Another problem was his relentless repetition. It drives me to distraction when an author repeats himself, repeatedly (ha!) And I don’t mean the sharing of information between characters within the dialogue. Understandably, if Joe didn’t see what Frank saw, then Joe has to learn of it somehow. I am referencing when the author repeats himself in the narrative, with stenographic detail, time after time after time. I don’t need to be told five times that Slim is six feet four inches tall, and covered in three hundred pounds of finely chiseled muscles (by way of example). I’m smarter than that. And if I’m not, I CAN always look back.

And the third thing that bothered me, was that the series was portrayed as medieval. But no one behaved midieval-esque. Now, I know what you’re asking: How do YOU know what medieval behavior is like? Where you alive back then? Do you have a time machine Mr. No-Published Critic? Do you go back and perform clandestine StarTrekian studies of primitive cultures?

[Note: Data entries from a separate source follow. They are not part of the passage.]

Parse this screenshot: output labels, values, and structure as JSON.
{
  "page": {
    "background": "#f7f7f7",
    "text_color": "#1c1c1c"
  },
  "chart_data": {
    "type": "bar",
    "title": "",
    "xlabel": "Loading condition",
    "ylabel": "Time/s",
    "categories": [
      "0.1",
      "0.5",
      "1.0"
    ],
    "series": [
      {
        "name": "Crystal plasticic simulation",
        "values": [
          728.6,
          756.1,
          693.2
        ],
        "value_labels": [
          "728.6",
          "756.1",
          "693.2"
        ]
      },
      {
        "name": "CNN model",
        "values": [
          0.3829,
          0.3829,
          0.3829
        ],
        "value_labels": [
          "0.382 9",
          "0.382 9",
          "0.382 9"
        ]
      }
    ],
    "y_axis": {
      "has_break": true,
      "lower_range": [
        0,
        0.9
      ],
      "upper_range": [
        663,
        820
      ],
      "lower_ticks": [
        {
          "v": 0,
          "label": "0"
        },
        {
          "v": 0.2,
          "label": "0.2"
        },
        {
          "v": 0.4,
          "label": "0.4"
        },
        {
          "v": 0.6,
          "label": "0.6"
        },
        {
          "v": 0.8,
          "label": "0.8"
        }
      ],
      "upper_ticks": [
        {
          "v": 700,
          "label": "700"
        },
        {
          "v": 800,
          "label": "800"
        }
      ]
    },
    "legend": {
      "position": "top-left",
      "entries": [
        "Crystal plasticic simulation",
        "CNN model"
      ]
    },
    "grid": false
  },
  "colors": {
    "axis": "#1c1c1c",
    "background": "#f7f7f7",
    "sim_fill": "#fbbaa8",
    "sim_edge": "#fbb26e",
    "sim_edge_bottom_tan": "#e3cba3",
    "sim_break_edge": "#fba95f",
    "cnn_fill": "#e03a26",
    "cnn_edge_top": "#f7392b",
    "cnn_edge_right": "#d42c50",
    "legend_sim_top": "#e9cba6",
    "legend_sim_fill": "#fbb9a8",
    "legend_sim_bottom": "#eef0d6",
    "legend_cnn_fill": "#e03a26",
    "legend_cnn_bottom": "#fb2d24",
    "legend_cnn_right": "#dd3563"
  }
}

No. But I do know this: they didn’t behave like people do now. A fifteen year old in, say, 1200 was half way to the grave. If it was a girl, she was probably married off. If it was a boy, he was probably looking pretty seriously at getting married and in either case they not only had the ability to function as adults, but many times where expected to. Not so in Stackpole's universe. Teenagers acted like modern spoiled rich kids. Even the characters that were supposed to be hundreds of years old, didn’t behave like it.

To be continued . . .

1 comment:

Lady Dvora said...

THAT is one thing that always bothers me!
When characters are written with a 21st century view and then put it the 13th, just because you give them the appropriate clothes doesn't make them accurate.